In 1947 Lewy married artist and writer Helen Crosby. The Lewys' honeymoon trip around the world included three months in China,
two of which Lewy spent in Chengtu, Szechuan teaching a course on water waves. When he refused to sign the UC Board of Regents'
Loyalty Oath in 1950, Lewy was dismissed along with many other university employees. He spent 1952-1953 at Harvard and Stanford
before he was reinstated at UC Berkeley, after the Loyalty Oath was ruled by the California Supreme Court to be unconstitutional.
In 1957 Lewy contributed to the theory of differential equations through his example of a linear equation without a solution.
He later received the American Mathematical Society's Steele Prize for this work in 1979. Lewy's contributions to the work
on differential equations were instrumental in the later development of high-speed computers. From 1959-1960 Lewy visited
the emerging mathematical center at the University of Pisa where he helped to introduce the area of variational inequalities.
The Accademia dei Lincei invited him to Rome in 1969-1970 and in 1972 he was elected by that society as a Foreign member.
He retired in 1972 but continued his research, sharing the 1984/1985 Wolf Foundation Prize, and receiving an honorary doctorate
from Bonn University in 1986. Hans Lewy died of leukemia in Berkeley on August 23, 1988.
Scope and Content
The Hans Lewy Papers, ca. 1906-1999, consist of correspondence, writings, teaching materials, and notes related to his career
as a mathematician in Germany and in the United States. Also included are biographical materials and photographs. This collection
is divided into 6 series: Correspondence, Writings, Writings by Others, Teaching Materials, Professional Activities, and Personal
The bulk of the correspondence consists of letters between Lewy and professional colleagues. While on fellowship in Paris
in the early 1930's, Lewy became acquainted with the French mathematician Jean Leray, who was later captured by the Germans.
The letters of Jean Leray make up a large part of the incoming correspondence, spanning from his years as a prisoner of war
through the 1980's.
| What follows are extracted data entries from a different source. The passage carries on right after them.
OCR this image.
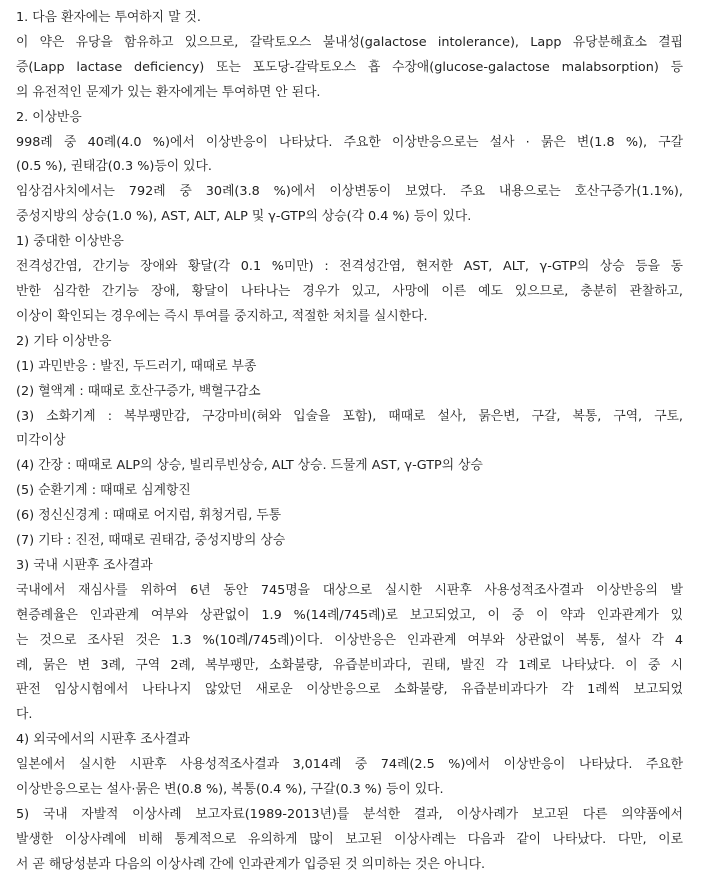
1. 다음 환자에는 투여하지 말 것.
이 약은 유당을 함유하고 있으므로, 갈락토오스 불내성(galactose intolerance), Lapp 유당분해효소 결핍
증(Lapp lactase deficiency) 또는 포도당-갈락토오스 흡 수장애(glucose-galactose malabsorption) 등
의 유전적인 문제가 있는 환자에게는 투여하면 안 된다.
2. 이상반응
998례 중 40례(4.0 %)에서 이상반응이 나타났다. 주요한 이상반응으로는 설사 · 묽은 변(1.8 %), 구갈
(0.5 %), 권태감(0.3 %)등이 있다.
임상검사치에서는 792례 중 30례(3.8 %)에서 이상변동이 보였다. 주요 내용으로는 호산구증가(1.1%),
중성지방의 상승(1.0 %), AST, ALT, ALP 및 γ-GTP의 상승(각 0.4 %) 등이 있다.
1) 중대한 이상반응
전격성간염, 간기능 장애와 황달(각 0.1 %미만) : 전격성간염, 현저한 AST, ALT, γ-GTP의 상승 등을 동
반한 심각한 간기능 장애, 황달이 나타나는 경우가 있고, 사망에 이른 예도 있으므로, 충분히 관찰하고,
이상이 확인되는 경우에는 즉시 투여를 중지하고, 적절한 처치를 실시한다.
2) 기타 이상반응
(1) 과민반응 : 발진, 두드러기, 때때로 부종
(2) 혈액계 : 때때로 호산구증가, 백혈구감소
(3) 소화기계 : 복부팽만감, 구강마비(혀와 입술을 포함), 때때로 설사, 묽은변, 구갈, 복통, 구역, 구토,
미각이상
(4) 간장 : 때때로 ALP의 상승, 빌리루빈상승, ALT 상승. 드물게 AST, γ-GTP의 상승
(5) 순환기계 : 때때로 심계항진
(6) 정신신경계 : 때때로 어지럼, 휘청거림, 두통
(7) 기타 : 진전, 때때로 권태감, 중성지방의 상승
3) 국내 시판후 조사결과
국내에서 재심사를 위하여 6년 동안 745명을 대상으로 실시한 시판후 사용성적조사결과 이상반응의 발
현증례율은 인과관계 여부와 상관없이 1.9 %(14례/745례)로 보고되었고, 이 중 이 약과 인과관계가 있
는 것으로 조사된 것은 1.3 %(10례/745례)이다. 이상반응은 인과관계 여부와 상관없이 복통, 설사 각 4
례, 묽은 변 3례, 구역 2례, 복부팽만, 소화불량, 유즙분비과다, 권태, 발진 각 1례로 나타났다. 이 중 시
판전 임상시험에서 나타나지 않았던 새로운 이상반응으로 소화불량, 유즙분비과다가 각 1례씩 보고되었
다.
4) 외국에서의 시판후 조사결과
일본에서 실시한 시판후 사용성적조사결과 3,014례 중 74례(2.5 %)에서 이상반응이 나타났다. 주요한
이상반응으로는 설사·묽은 변(0.8 %), 복통(0.4 %), 구갈(0.3 %) 등이 있다.
5) 국내 자발적 이상사례 보고자료(1989-2013년)를 분석한 결과, 이상사례가 보고된 다른 의약품에서
발생한 이상사례에 비해 통계적으로 유의하게 많이 보고된 이상사례는 다음과 같이 나타났다. 다만, 이로
서 곧 해당성분과 다음의 이상사례 간에 인과관계가 입증된 것 의미하는 것은 아니다.
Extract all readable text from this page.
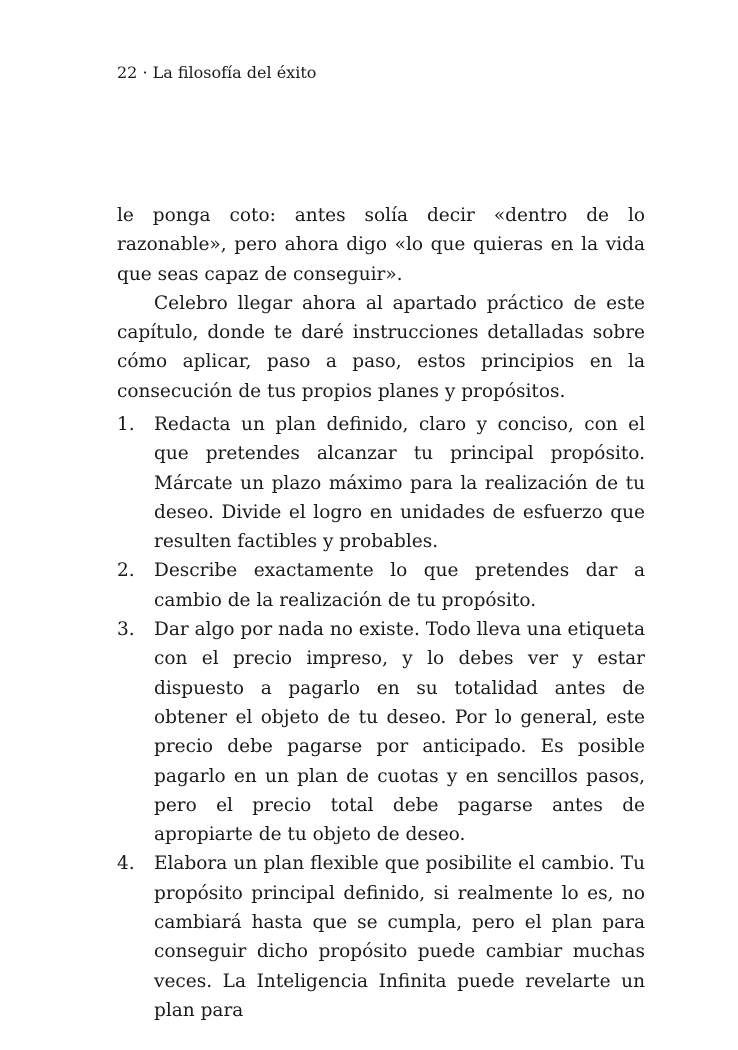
22 · La filosofía del éxito

le ponga coto: antes solía decir «dentro de lo razonable», pero ahora digo «lo que quieras en la vida que seas capaz de conseguir».

Celebro llegar ahora al apartado práctico de este capítulo, donde te daré instrucciones detalladas sobre cómo aplicar, paso a paso, estos principios en la consecución de tus propios planes y propósitos.

1. Redacta un plan definido, claro y conciso, con el que pretendes alcanzar tu principal propósito. Márcate un plazo máximo para la realización de tu deseo. Divide el logro en unidades de esfuerzo que resulten factibles y probables.
2. Describe exactamente lo que pretendes dar a cambio de la realización de tu propósito.
3. Dar algo por nada no existe. Todo lleva una etiqueta con el precio impreso, y lo debes ver y estar dispuesto a pagarlo en su totalidad antes de obtener el objeto de tu deseo. Por lo general, este precio debe pagarse por anticipado. Es posible pagarlo en un plan de cuotas y en sencillos pasos, pero el precio total debe pagarse antes de apropiarte de tu objeto de deseo.
4. Elabora un plan flexible que posibilite el cambio. Tu propósito principal definido, si realmente lo es, no cambiará hasta que se cumpla, pero el plan para conseguir dicho propósito puede cambiar muchas veces. La Inteligencia Infinita puede revelarte un plan para
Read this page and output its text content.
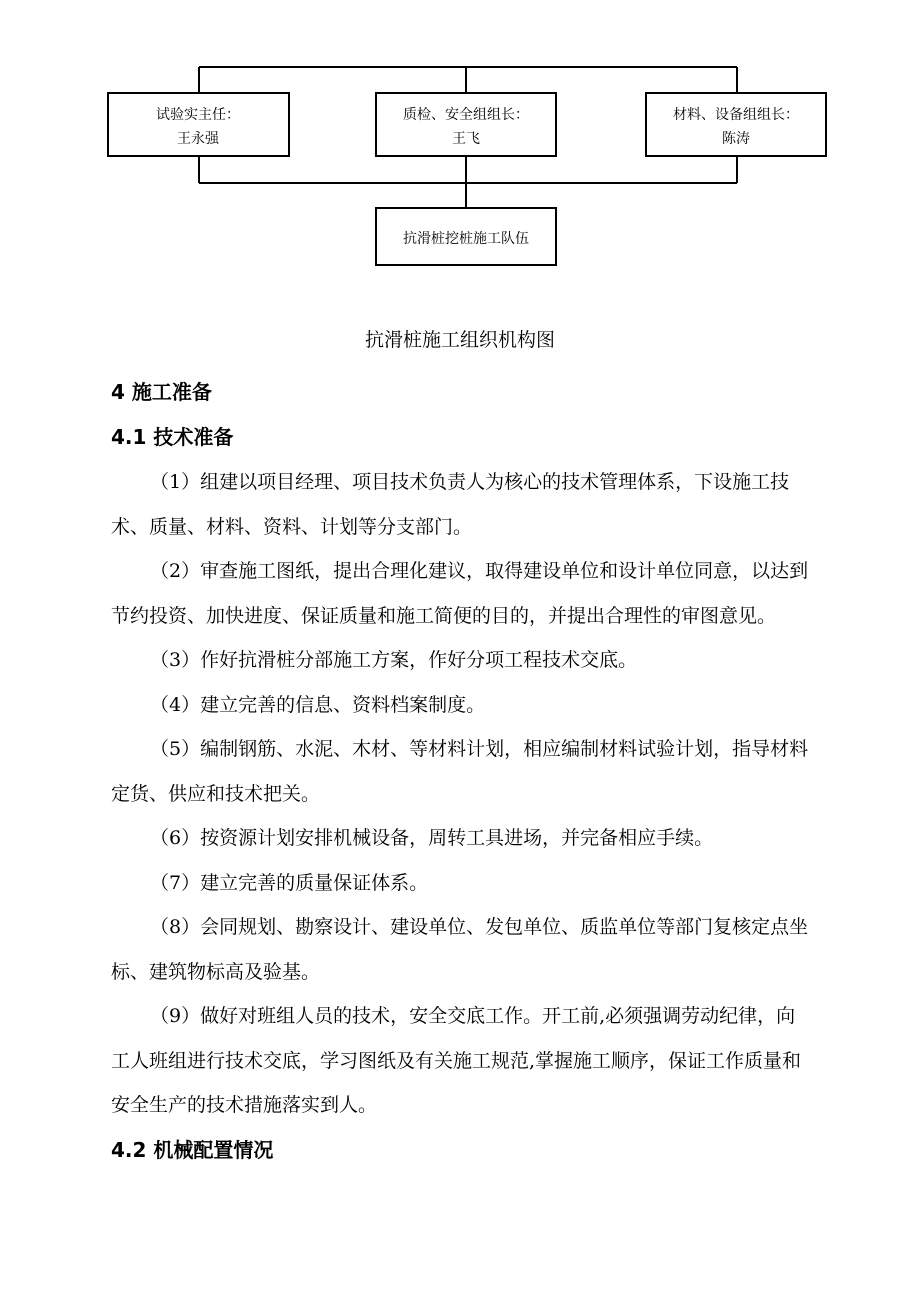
试验实主任：
王永强
质检、安全组组长：
王飞
材料、设备组组长：
陈涛
抗滑桩挖桩施工队伍
抗滑桩施工组织机构图
4 施工准备
4.1 技术准备

（1）组建以项目经理、项目技术负责人为核心的技术管理体系，下设施工技术、质量、材料、资料、计划等分支部门。

（2）审查施工图纸，提出合理化建议，取得建设单位和设计单位同意，以达到节约投资、加快进度、保证质量和施工简便的目的，并提出合理性的审图意见。

（3）作好抗滑桩分部施工方案，作好分项工程技术交底。

（4）建立完善的信息、资料档案制度。

（5）编制钢筋、水泥、木材、等材料计划，相应编制材料试验计划，指导材料定货、供应和技术把关。

（6）按资源计划安排机械设备，周转工具进场，并完备相应手续。

（7）建立完善的质量保证体系。

（8）会同规划、勘察设计、建设单位、发包单位、质监单位等部门复核定点坐标、建筑物标高及验基。

（9）做好对班组人员的技术，安全交底工作。开工前,必须强调劳动纪律，向工人班组进行技术交底，学习图纸及有关施工规范,掌握施工顺序，保证工作质量和安全生产的技术措施落实到人。

4.2 机械配置情况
Also included are many letters from Richard Courant, Lewy's supervisor at Göttingen. The outgoing correspondence
includes Lewy's letters from his sabbatical /honeymoon trip to Europe in 1947, and describe the post war living conditions.
During this European trip Lewy also wrote a selection of reports for the Office of U.S. Naval Research on the state of science
in post-WWII France, Italy, and the former Czechoslovakia. These typewritten drafts span the years 1947-1948 and discuss the
difficulties facing European mathematicians and scholars and the possibility of U.S. aid under the European Recovery Plan.
Lewy's other writings consist mainly of reprints relating to his mathematical research and span from 1928 to 1987.
While on his honeymoon trip in 1947, Lewy visited China and taught a course on water waves in Chengtu, Szechuan. A small amount
of teaching materials from this course as well as some materials from his mathematics courses taught at Berkeley are included
in the collection.
Lewy's personal papers include materials regarding the immigration of Lewy's mother and sister as well as condolence letters
to his wife and son after his death in 1988. Also included are materials pertaining to Lewy's awards and honors, such as the
Steele and the Wolf Prizes, biographical materials documenting his career in mathematical research, and photographs spanning
from his childhood years in Germany to his later years at UC Berkeley.
Materials pertaining to the loyalty oath are very limited and include only Lewy's statement to the UC Senate Committee on
Privilege and Tenure and his correspondence with the U.S. Department of Commerce.